Wealth and health are fleeting. The greatest gift is adversity. The problem is, many Christians only count the opportunities that make their life more comfortable. They are trapped in the false paradigms of Jesus’s disciples. No matter what comes our way, we should always be asking ourselves what can we learn from this. Unfortunately, we tend to see trials as necessary schoolmasters intended to lead us to temporal abundance. Another reference from the Doctrine and Covenants I turn to in this regard is section 121:7 “My son, peace be unto thy soul; thine adversity and thine afflictions shall be but a small moment;8 And then, if thou endure it well, God shall exalt thee on high; thou shalt triumph over all thy foes.”

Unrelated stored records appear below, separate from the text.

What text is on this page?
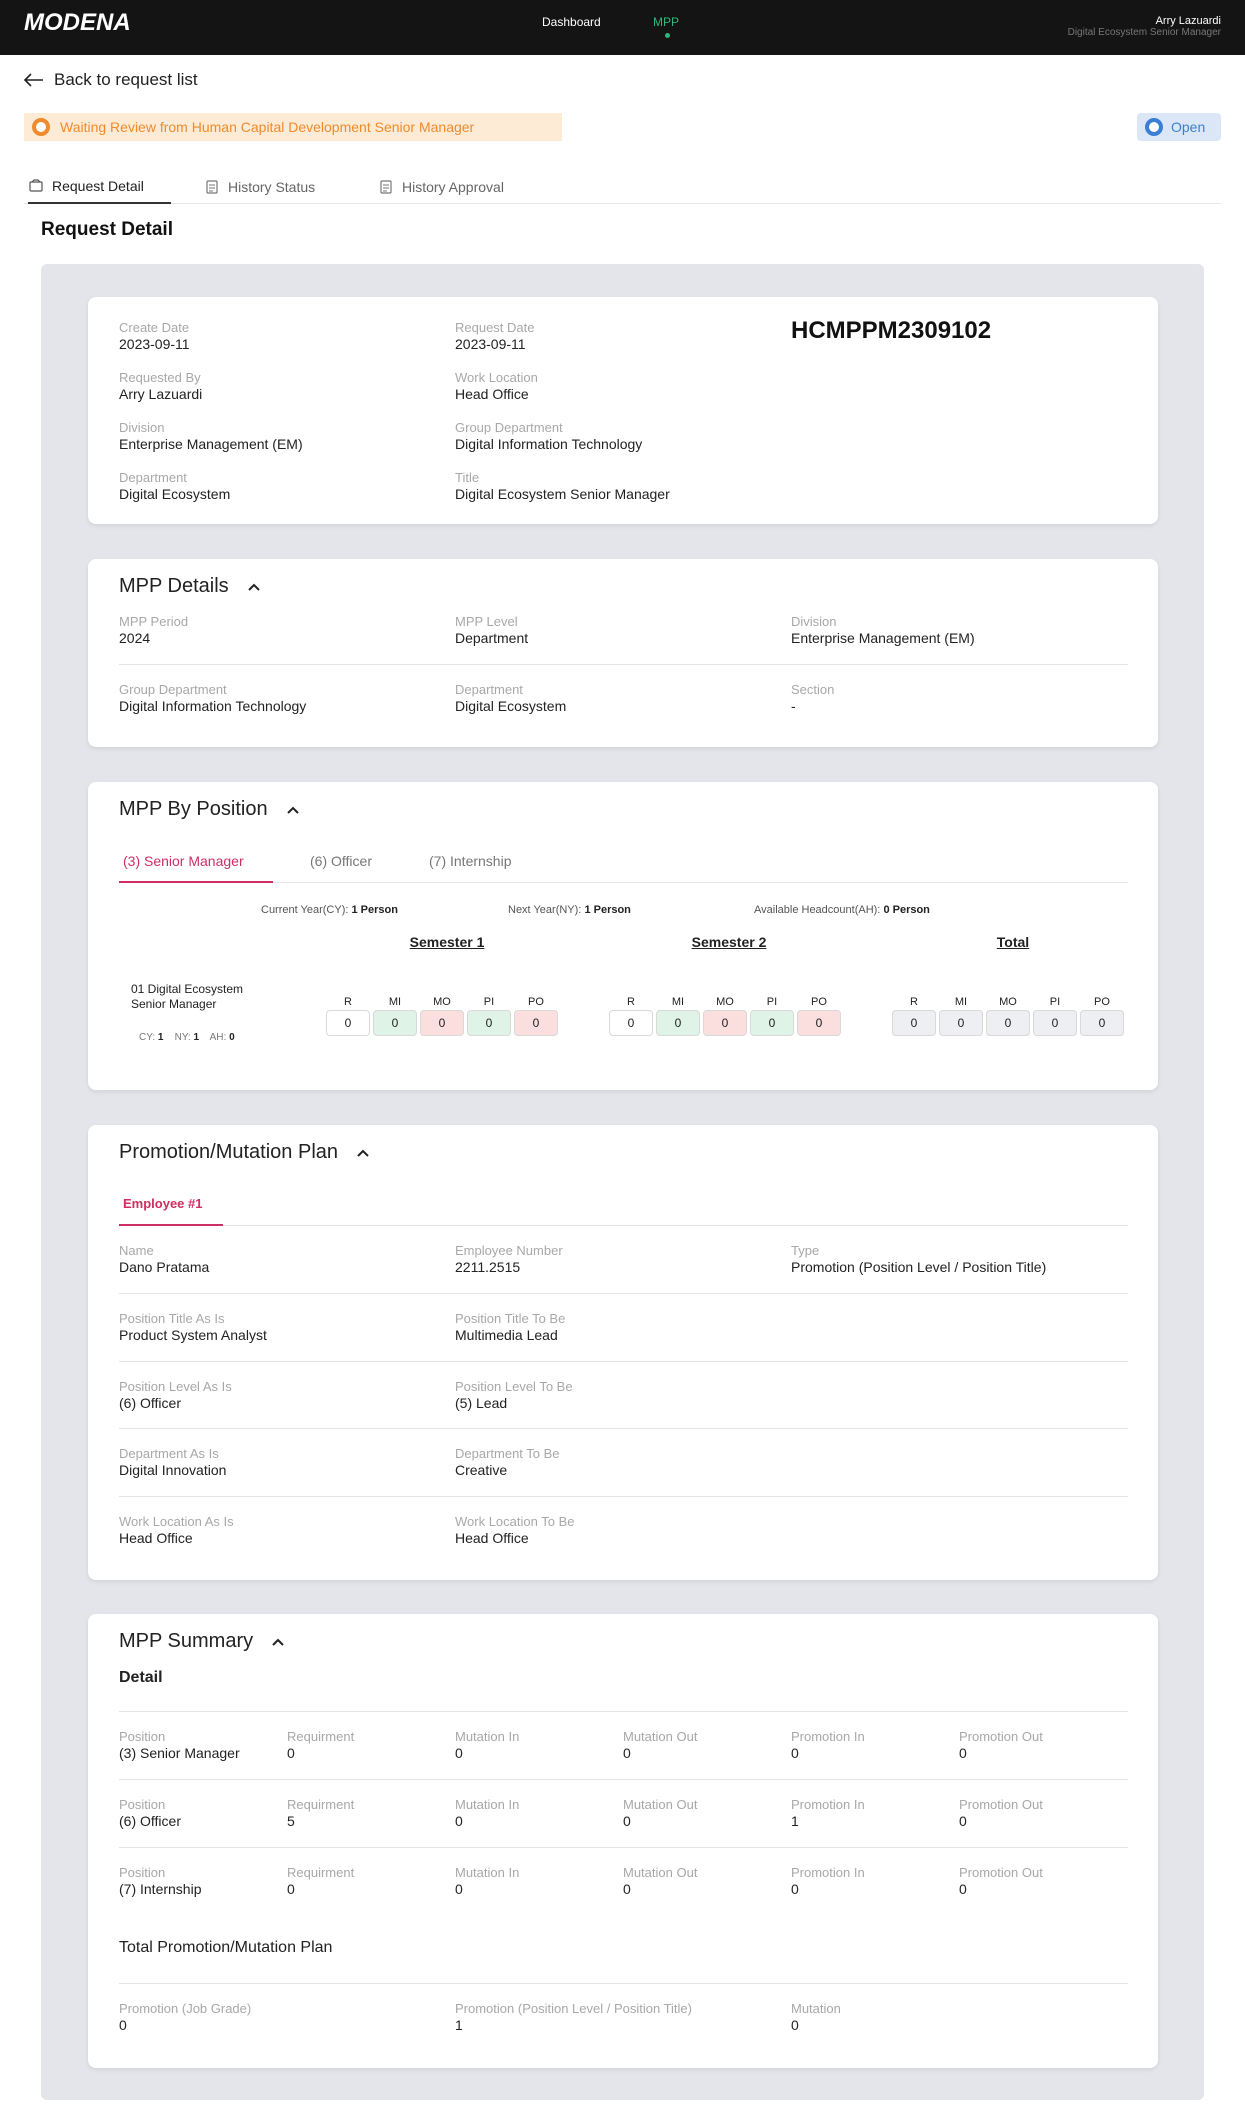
MODENA	Dashboard	MPP	Arry Lazuardi
Digital Ecosystem Senior Manager
Back to request list
Waiting Review from Human Capital Development Senior Manager	Open
Request Detail	History Status	History Approval
Request Detail
Create Date
2023-09-11
Request Date
2023-09-11	HCMPPM2309102
Requested By
Arry Lazuardi
Work Location
Head Office
Division
Enterprise Management (EM)
Group Department
Digital Information Technology
Department
Digital Ecosystem
Title
Digital Ecosystem Senior Manager
MPP Details
MPP Period
2024
MPP Level
Department
Division
Enterprise Management (EM)
Group Department
Digital Information Technology
Department
Digital Ecosystem
Section
-
MPP By Position
(3) Senior Manager	(6) Officer	(7) Internship
Current Year(CY): 1 Person	Next Year(NY): 1 Person	Available Headcount(AH): 0 Person
Semester 1	Semester 2	Total
01 Digital Ecosystem Senior Manager
CY: 1 NY: 1 AH: 0
R
0
MI
0
MO
0
PI
0
PO
0
R
0
MI
0
MO
0
PI
0
PO
0
R
0
MI
0
MO
0
PI
0
PO
0
Promotion/Mutation Plan
Employee #1
Name
Dano Pratama
Employee Number
2211.2515
Type
Promotion (Position Level / Position Title)
Position Title As Is
Product System Analyst
Position Title To Be
Multimedia Lead
Position Level As Is
(6) Officer
Position Level To Be
(5) Lead
Department As Is
Digital Innovation
Department To Be
Creative
Work Location As Is
Head Office
Work Location To Be
Head Office
MPP Summary
Detail
Position
(3) Senior Manager
Requirment
0
Mutation In
0
Mutation Out
0
Promotion In
0
Promotion Out
0
Position
(6) Officer
Requirment
5
Mutation In
0
Mutation Out
0
Promotion In
1
Promotion Out
0
Position
(7) Internship
Requirment
0
Mutation In
0
Mutation Out
0
Promotion In
0
Promotion Out
0
Total Promotion/Mutation Plan
Promotion (Job Grade)
0
Promotion (Position Level / Position Title)
1
Mutation
0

My foes are my own personal failings. All the skills I have acquired that make me a better person have been acquired by struggling through adversity. All the coping mechanisms I have learned have been because of mental limitations. My physical fitness has been necessitated because of high blood pressure, soft tissue injuries on my lower back, and a hernia. My remarkably good diet is the result of having to navigate through the agonizing symptoms of IBS (Irritable Bowl Syndrome). Where many see a heap of medical problems, I see opportunities afforded me to live a more abundant live and to fill the measure of my creation.
I congratulate you if you are wealthy, healthy and wise. But I do not praise God. Circumstances often outside of your control gave you all these gifts; it is now your challenge to acquire the greater gifts of charity. Good luck, because temporal abundance is not a great schoolmaster. It least, it has not been for me.